Here’s what’s going on in the world for the week of August 8, 2022.
Global News
The World Economic Forum has five stories on the environment including the world’s current energy mix, record heat waves in the UK due to climate change and a study on the world’s freshwater is now past it’s critical limit.
Why OPEC won’t bring down oil prices.
Americas
The Cristalino II State Park in Mato Grosso, Brazil will be dissolved after the state government refused to appeal a court decision claiming the park was set up illegally in 2001 without public consultation. This case was brought about by a company linked to Antonio José Rossi Junqueira Vilela, who has been responsible for thousands of hectares of land in the Amazon being deforested and stolen.
Experts worry that the Ortega regime in Nicaragua is setting an example for other repressive regimes in Latin America.
United Nations Secretary-General Antonio Guterres criticized the $100 billion profits of oil companies during the first quarter of 2022.
Africa
According to the World Health Organization, life expectancy between 2000 and 2019 grew by an average of 10 years, while global life expectancy grew by five years.
Senegal’s government and rebels from the southern Casamance region have signed a peace deal to help end more than 40 years of conflict in the region.
The Nigerian government will be receiving 72 Benin Bronzes looted during the 19th Century, from The Horniman Museum and Gardens in London.

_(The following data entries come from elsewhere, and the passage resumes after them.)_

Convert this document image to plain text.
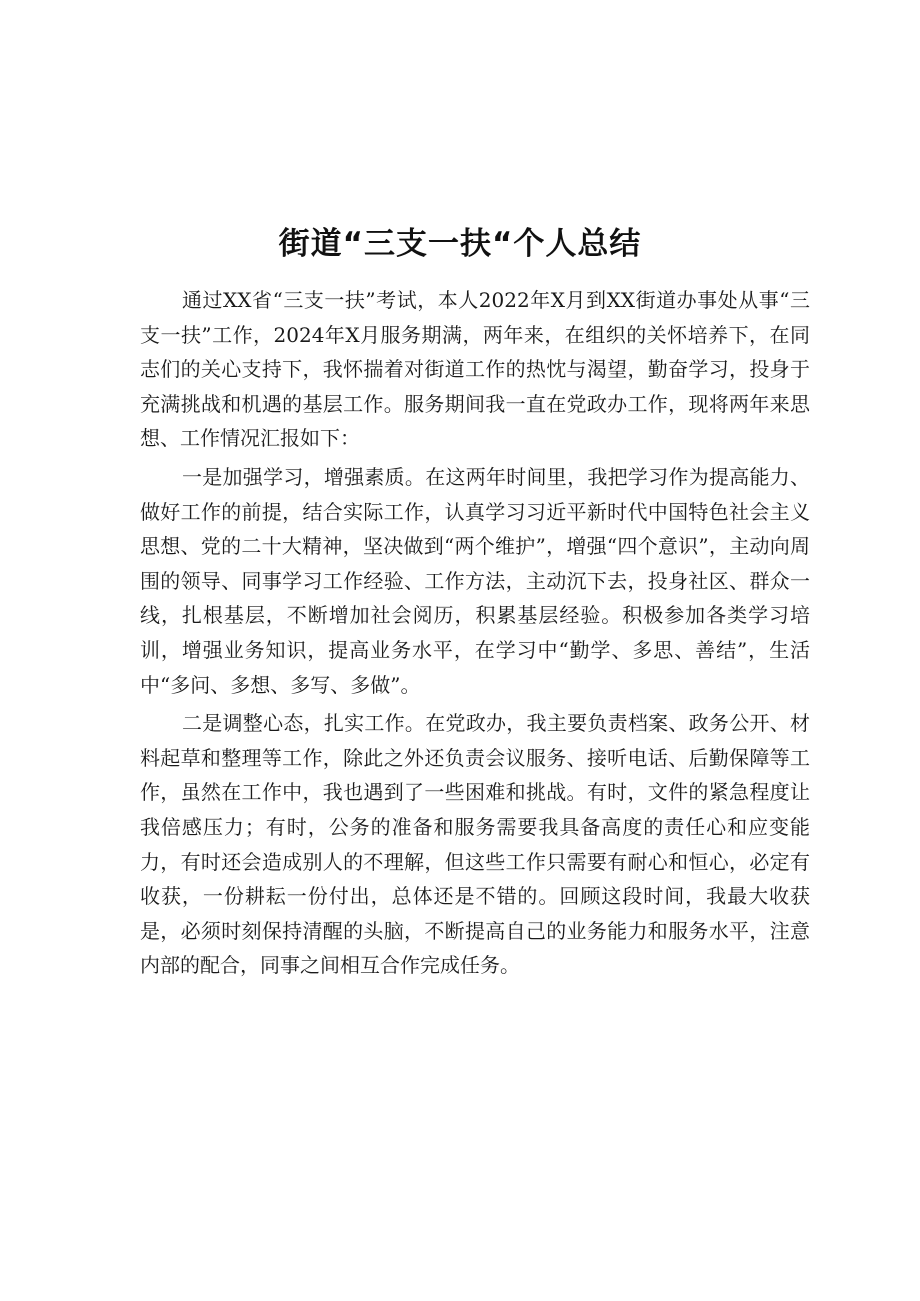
街道“三支一扶“个人总结

通过XX省“三支一扶”考试，本人2022年X月到XX街道办事处从事“三支一扶”工作，2024年X月服务期满，两年来，在组织的关怀培养下，在同志们的关心支持下，我怀揣着对街道工作的热忱与渴望，勤奋学习，投身于充满挑战和机遇的基层工作。服务期间我一直在党政办工作，现将两年来思想、工作情况汇报如下：

一是加强学习，增强素质。在这两年时间里，我把学习作为提高能力、做好工作的前提，结合实际工作，认真学习习近平新时代中国特色社会主义思想、党的二十大精神，坚决做到“两个维护”，增强“四个意识”，主动向周围的领导、同事学习工作经验、工作方法，主动沉下去，投身社区、群众一线，扎根基层，不断增加社会阅历，积累基层经验。积极参加各类学习培训，增强业务知识，提高业务水平，在学习中“勤学、多思、善结”，生活中“多问、多想、多写、多做”。

二是调整心态，扎实工作。在党政办，我主要负责档案、政务公开、材料起草和整理等工作，除此之外还负责会议服务、接听电话、后勤保障等工作，虽然在工作中，我也遇到了一些困难和挑战。有时，文件的紧急程度让我倍感压力；有时，公务的准备和服务需要我具备高度的责任心和应变能力，有时还会造成别人的不理解，但这些工作只需要有耐心和恒心，必定有收获，一份耕耘一份付出，总体还是不错的。回顾这段时间，我最大收获是，必须时刻保持清醒的头脑，不断提高自己的业务能力和服务水平，注意内部的配合，同事之间相互合作完成任务。
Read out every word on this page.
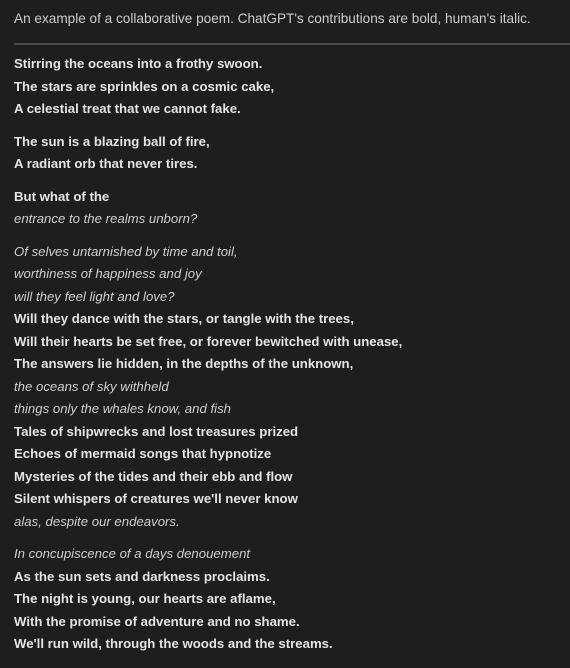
An example of a collaborative poem. ChatGPT's contributions are bold, human's italic.
Stirring the oceans into a frothy swoon.
The stars are sprinkles on a cosmic cake,
A celestial treat that we cannot fake.
The sun is a blazing ball of fire,
A radiant orb that never tires.
But what of the
entrance to the realms unborn?
Of selves untarnished by time and toil,
worthiness of happiness and joy
will they feel light and love?
Will they dance with the stars, or tangle with the trees,
Will their hearts be set free, or forever bewitched with unease,
The answers lie hidden, in the depths of the unknown,
the oceans of sky withheld
things only the whales know, and fish
Tales of shipwrecks and lost treasures prized
Echoes of mermaid songs that hypnotize
Mysteries of the tides and their ebb and flow
Silent whispers of creatures we'll never know
alas, despite our endeavors.
In concupiscence of a days denouement
As the sun sets and darkness proclaims.
The night is young, our hearts are aflame,
With the promise of adventure and no shame.
We'll run wild, through the woods and the streams.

Explainer: Kenya’s elections
Europe
The Ukraine-Russian War at 165 days.
Victims of Russia’s war in Georgia’s Abkhazia region are still waiting for justice.
Explainer: Renewed tensions between Kosovo and Serbia.

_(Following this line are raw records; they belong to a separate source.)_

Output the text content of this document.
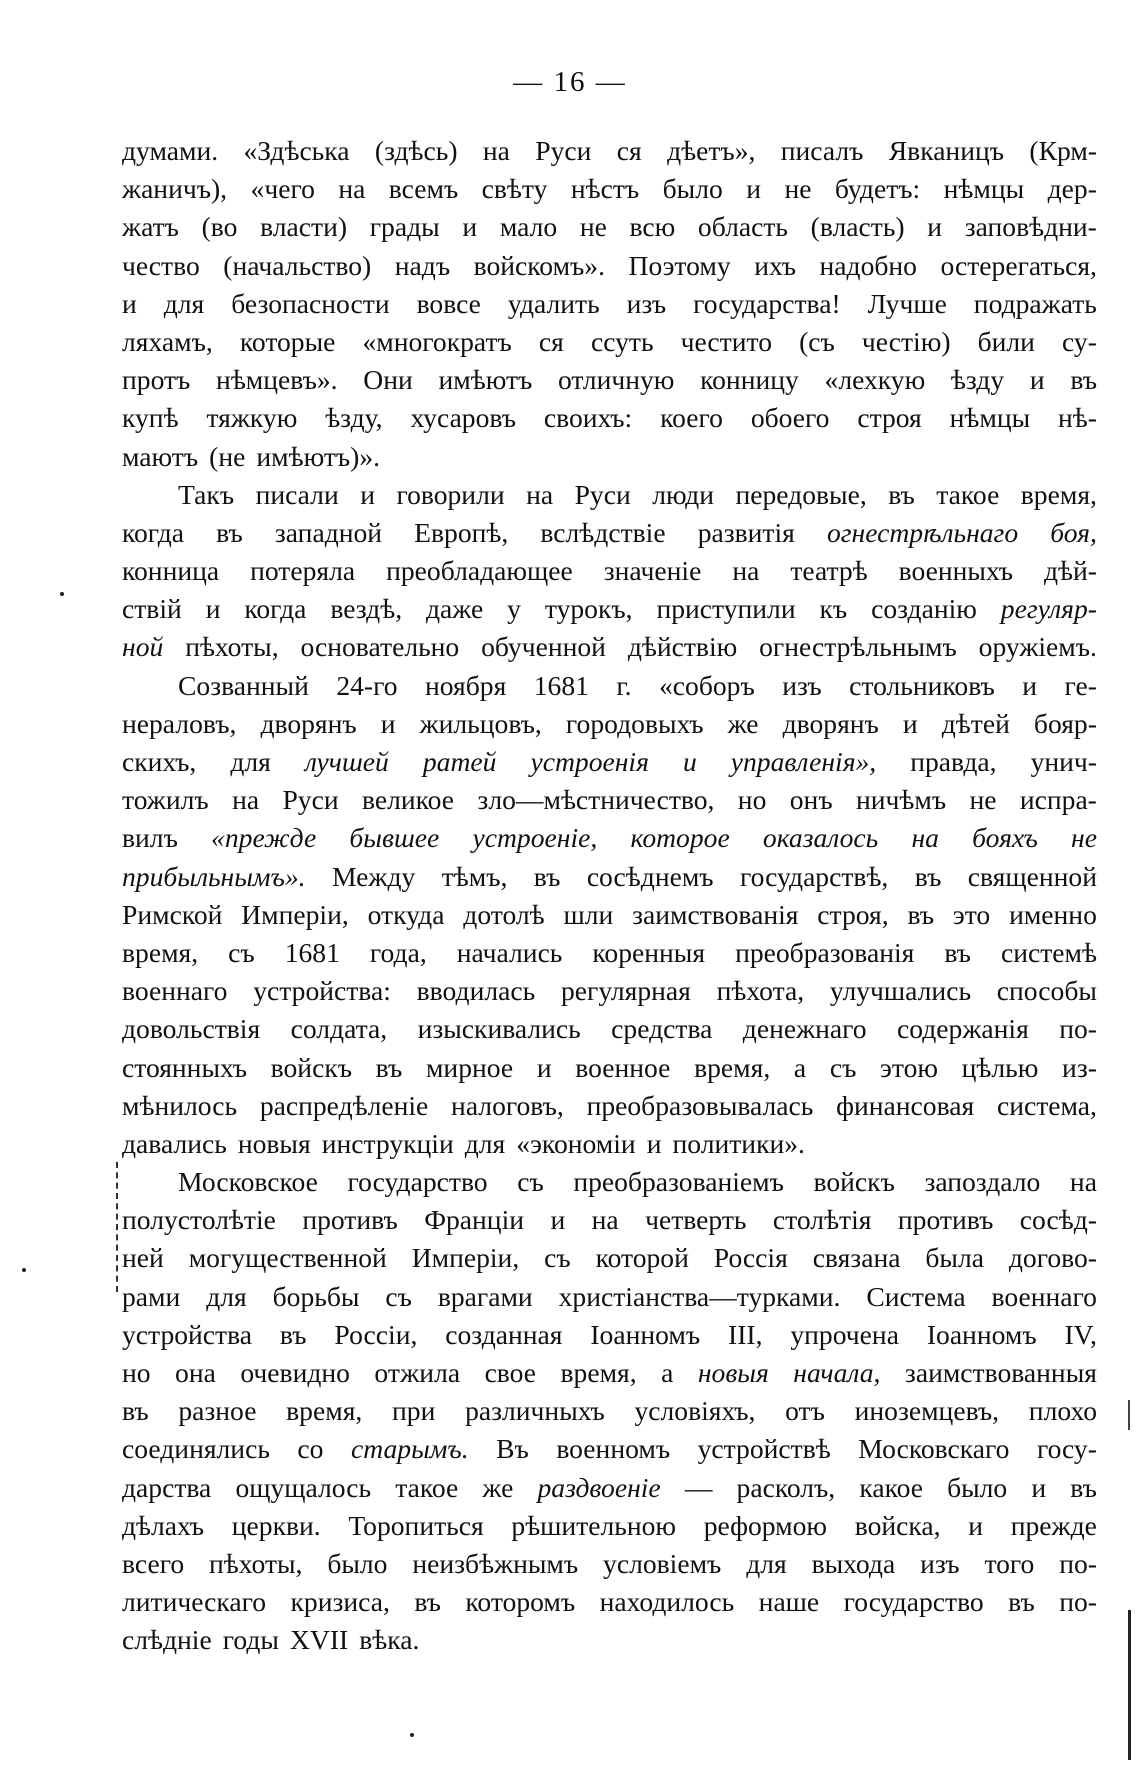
— 16 —
думами. «Здѣська (здѣсь) на Руси ся дѣетъ», писалъ Явканицъ (Крм-
жаничъ), «чего на всемъ свѣту нѣстъ было и не будетъ: нѣмцы дер-
жатъ (во власти) грады и мало не всю область (власть) и заповѣдни-
чество (начальство) надъ войскомъ». Поэтому ихъ надобно остерегаться,
и для безопасности вовсе удалить изъ государства! Лучше подражать
ляхамъ, которые «многократъ ся ссуть честито (съ честію) били су-
протъ нѣмцевъ». Они имѣютъ отличную конницу «лехкую ѣзду и въ
купѣ тяжкую ѣзду, хусаровъ своихъ: коего обоего строя нѣмцы нѣ-
маютъ (не имѣютъ)».
Такъ писали и говорили на Руси люди передовые, въ такое время,
когда въ западной Европѣ, вслѣдствіе развитія огнестрѣльнаго боя,
конница потеряла преобладающее значеніе на театрѣ военныхъ дѣй-
ствій и когда вездѣ, даже у турокъ, приступили къ созданію регуляр-
ной пѣхоты, основательно обученной дѣйствію огнестрѣльнымъ оружіемъ.
Созванный 24-го ноября 1681 г. «соборъ изъ стольниковъ и ге-
нераловъ, дворянъ и жильцовъ, городовыхъ же дворянъ и дѣтей бояр-
скихъ, для лучшей ратей устроенія и управленія», правда, унич-
тожилъ на Руси великое зло—мѣстничество, но онъ ничѣмъ не испра-
вилъ «прежде бывшее устроеніе, которое оказалось на бояхъ не
прибыльнымъ». Между тѣмъ, въ сосѣднемъ государствѣ, въ священной
Римской Имперіи, откуда дотолѣ шли заимствованія строя, въ это именно
время, съ 1681 года, начались коренныя преобразованія въ системѣ
военнаго устройства: вводилась регулярная пѣхота, улучшались способы
довольствія солдата, изыскивались средства денежнаго содержанія по-
стоянныхъ войскъ въ мирное и военное время, а съ этою цѣлью из-
мѣнилось распредѣленіе налоговъ, преобразовывалась финансовая система,
давались новыя инструкціи для «экономіи и политики».
Московское государство съ преобразованіемъ войскъ запоздало на
полустолѣтіе противъ Франціи и на четверть столѣтія противъ сосѣд-
ней могущественной Имперіи, съ которой Россія связана была догово-
рами для борьбы съ врагами христіанства—турками. Система военнаго
устройства въ Россіи, созданная Іоанномъ III, упрочена Іоанномъ IV,
но она очевидно отжила свое время, а новыя начала, заимствованныя
въ разное время, при различныхъ условіяхъ, отъ иноземцевъ, плохо
соединялись со старымъ. Въ военномъ устройствѣ Московскаго госу-
дарства ощущалось такое же раздвоеніе — расколъ, какое было и въ
дѣлахъ церкви. Торопиться рѣшительною реформою войска, и прежде
всего пѣхоты, было неизбѣжнымъ условіемъ для выхода изъ того по-
литическаго кризиса, въ которомъ находилось наше государство въ по-
слѣдніе годы XVII вѣка.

The U.S. Senate voted to ratify NATO membership for Finland and Sweden.
Middle East
Negotiators over the Iran Nuclear Deal are optimistic about the deal’s odds of being passed.
The protestors in Baghdad are drawing from the support base of Muqtada al-Sadr.

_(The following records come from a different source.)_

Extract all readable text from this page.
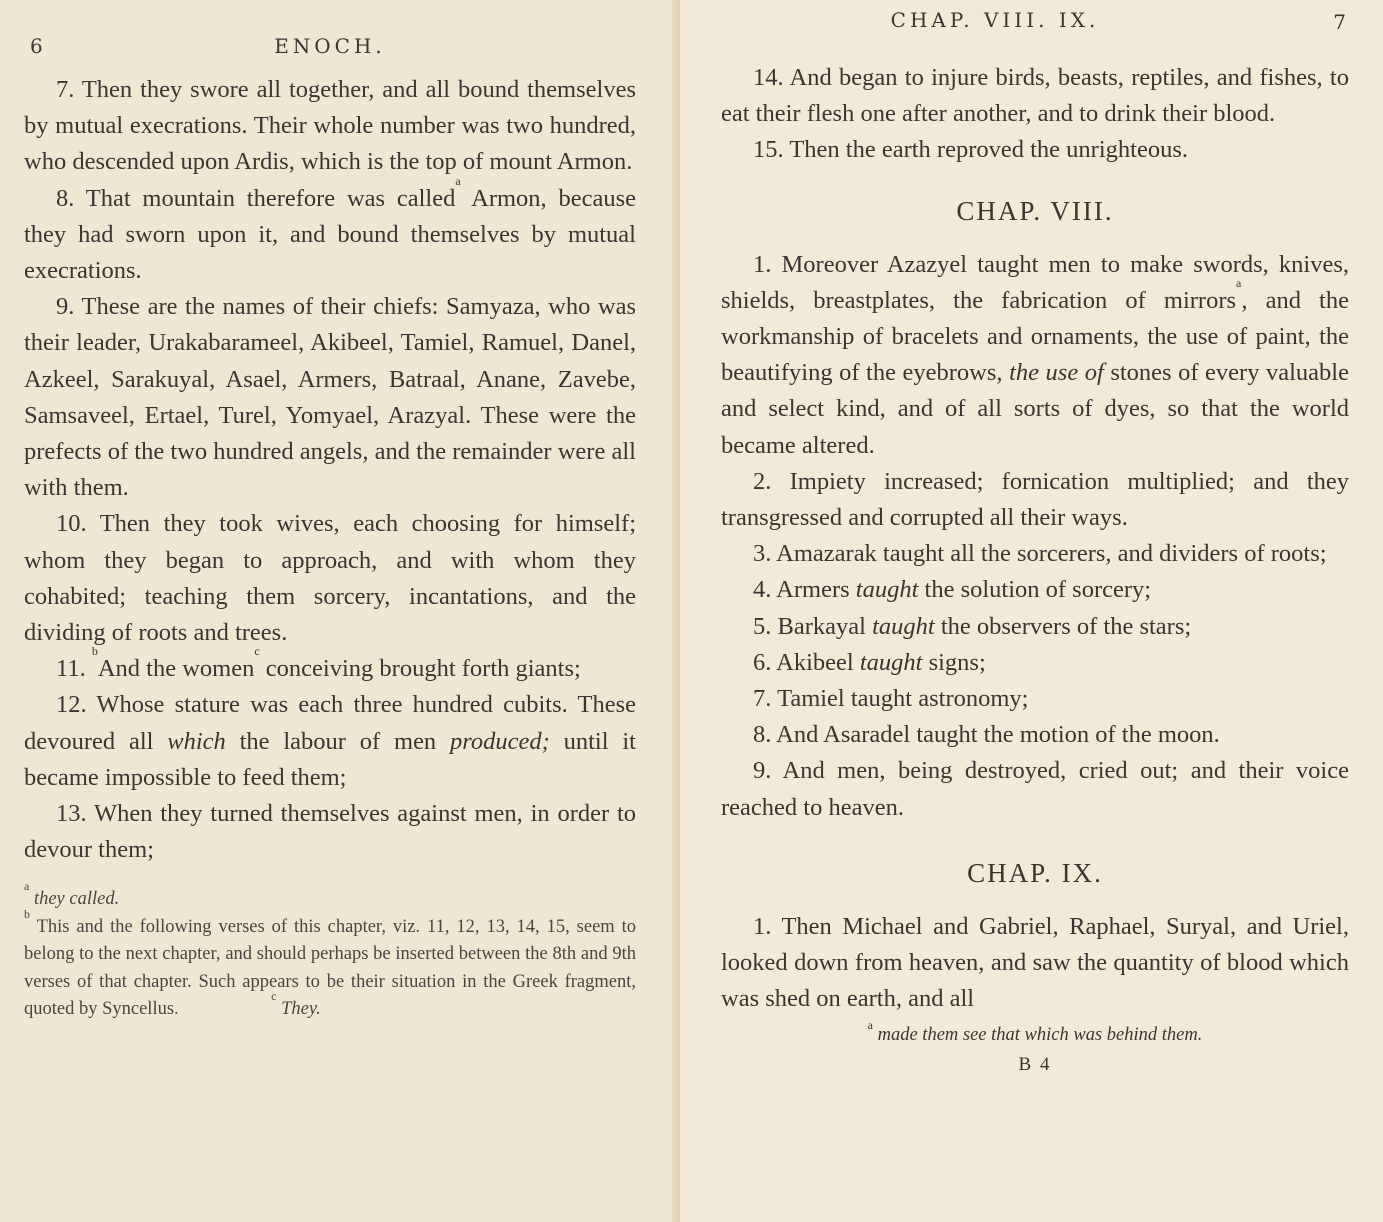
6	ENOCH.

7. Then they swore all together, and all bound themselves by mutual execrations. Their whole number was two hundred, who descended upon Ardis, which is the top of mount Armon.

8. That mountain therefore was called$^a$ Armon, because they had sworn upon it, and bound themselves by mutual execrations.

9. These are the names of their chiefs: Samyaza, who was their leader, Urakabarameel, Akibeel, Tamiel, Ramuel, Danel, Azkeel, Sarakuyal, Asael, Armers, Batraal, Anane, Zavebe, Samsaveel, Ertael, Turel, Yomyael, Arazyal. These were the prefects of the two hundred angels, and the remainder were all with them.

10. Then they took wives, each choosing for himself; whom they began to approach, and with whom they cohabited; teaching them sorcery, incantations, and the dividing of roots and trees.

11. $^b$And the women$^c$ conceiving brought forth giants;

12. Whose stature was each three hundred cubits. These devoured all which the labour of men produced; until it became impossible to feed them;

13. When they turned themselves against men, in order to devour them;

$^a$ they called.

$^b$ This and the following verses of this chapter, viz. 11, 12, 13, 14, 15, seem to belong to the next chapter, and should perhaps be inserted between the 8th and 9th verses of that chapter. Such appears to be their situation in the Greek fragment, quoted by Syncellus.                    $^c$ They.

CHAP. VIII. IX.	7

14. And began to injure birds, beasts, reptiles, and fishes, to eat their flesh one after another, and to drink their blood.

15. Then the earth reproved the unrighteous.

CHAP. VIII.

1. Moreover Azazyel taught men to make swords, knives, shields, breastplates, the fabrication of mirrors$^a$, and the workmanship of bracelets and ornaments, the use of paint, the beautifying of the eyebrows, the use of stones of every valuable and select kind, and of all sorts of dyes, so that the world became altered.

2. Impiety increased; fornication multiplied; and they transgressed and corrupted all their ways.

3. Amazarak taught all the sorcerers, and dividers of roots;

4. Armers taught the solution of sorcery;

5. Barkayal taught the observers of the stars;

6. Akibeel taught signs;

7. Tamiel taught astronomy;

8. And Asaradel taught the motion of the moon.

9. And men, being destroyed, cried out; and their voice reached to heaven.

CHAP. IX.

1. Then Michael and Gabriel, Raphael, Suryal, and Uriel, looked down from heaven, and saw the quantity of blood which was shed on earth, and all

$^a$ made them see that which was behind them.
B 4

According to reports, pro-Iranian government hackers launched a cyberattack against Albanian government sites in mid-July to disrupt an Iranian dissident group, Mujahedeen-e-Khalq, during a conference int eh capital Tirana.
Asia
India and the United States will be holding annual bilateral military drills in the Indian state of Uttarakhand, about 95 kilometers from the Line of Actual Control, the border demarcating India and China.
The government of the Solomon Islands is exerting more control over the state-owned Solomon Island Broadcasting Corporation, a move critics claim is censorship by the government.
Explainer: Why China is staging drills over a visit by U.S. Senator Nancy Pelosi to Taiwan.
The Taliban claims they did not know that a chief of al Qaeda, Ayman al-Zawahri, was in Kabul, the capital of Afghanistan.